Layoffs could be looming at Virginia’s public colleges and universities as officials comb through already-tight budgets looking for money to save.
Officials at Piedmont Virginia Community College and the University of Virginia are among those schools submitting proposed budget cutting measures to Gov. Timothy M. Kaine.
Those proposals are due to be submitted Friday.
The cuts proposed to state schools’ budgets are being sent to Kaine in 5, 10, and 15 percent increments, although the governor could choose to cut anywhere in between, up to 15 percent.
Any cuts that go higher than 15 percent would require action from the state’s legislature.
“If the cuts hit 10 or 15 percent, we’re going to see a sharp curtailment of educational services,” PVCC President Frank Friedman said Tuesday at a Charlottesville Regional Chamber of Commerce breakfast at the Doubletree Hotel.

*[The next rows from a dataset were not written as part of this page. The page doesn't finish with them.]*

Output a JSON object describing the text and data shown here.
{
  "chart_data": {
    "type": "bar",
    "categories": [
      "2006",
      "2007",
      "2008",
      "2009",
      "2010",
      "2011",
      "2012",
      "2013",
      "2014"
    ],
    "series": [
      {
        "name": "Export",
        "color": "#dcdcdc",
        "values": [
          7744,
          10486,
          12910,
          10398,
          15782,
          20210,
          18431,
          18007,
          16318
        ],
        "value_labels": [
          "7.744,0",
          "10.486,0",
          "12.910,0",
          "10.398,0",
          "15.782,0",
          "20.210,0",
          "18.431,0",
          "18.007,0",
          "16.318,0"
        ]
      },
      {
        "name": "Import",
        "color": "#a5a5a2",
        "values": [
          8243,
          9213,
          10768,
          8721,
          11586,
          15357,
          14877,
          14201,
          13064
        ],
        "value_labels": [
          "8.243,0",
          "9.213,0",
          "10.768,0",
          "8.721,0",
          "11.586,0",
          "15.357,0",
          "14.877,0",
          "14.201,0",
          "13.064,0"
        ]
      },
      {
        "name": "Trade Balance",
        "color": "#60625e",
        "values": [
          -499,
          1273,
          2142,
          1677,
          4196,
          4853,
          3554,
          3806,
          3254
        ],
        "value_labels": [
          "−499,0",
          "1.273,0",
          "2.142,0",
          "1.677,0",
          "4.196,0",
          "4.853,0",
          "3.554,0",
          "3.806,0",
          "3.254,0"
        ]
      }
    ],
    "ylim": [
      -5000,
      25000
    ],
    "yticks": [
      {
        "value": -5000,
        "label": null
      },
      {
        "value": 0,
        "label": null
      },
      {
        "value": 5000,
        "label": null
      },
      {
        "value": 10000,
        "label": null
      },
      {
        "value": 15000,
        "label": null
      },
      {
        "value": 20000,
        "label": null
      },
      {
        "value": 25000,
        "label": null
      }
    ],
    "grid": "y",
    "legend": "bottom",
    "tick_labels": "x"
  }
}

“I don’t know if any agency can handle that without substantial layoffs. I know we can’t. 5 percent? Yeah, we can handle that. When it gets up to 10 percent, we’re looking at substantial layoffs,” he said.
Roughly 85 percent of PVCC’s budget is tied up in employee salaries and benefits.
Colette Sheehy, UVa’s vice president for management and budget, said recently that the rate of employee attrition in the past has kept the university from having to lay people off.
Between 75 percent and 80 percent of UVa’s budget is related to employee salaries and benefits, Sheehy estimated.
Sheehy said the cuts the university is proposing do not include money for financial aid or the teaching hospital.
Kaine ordered state agencies to provide the plans for cuts because of Virginia’s projected shortfall, which ballooned Tuesday to be as large as $2.9 billion, nearly triple the amount legislators predicted last month.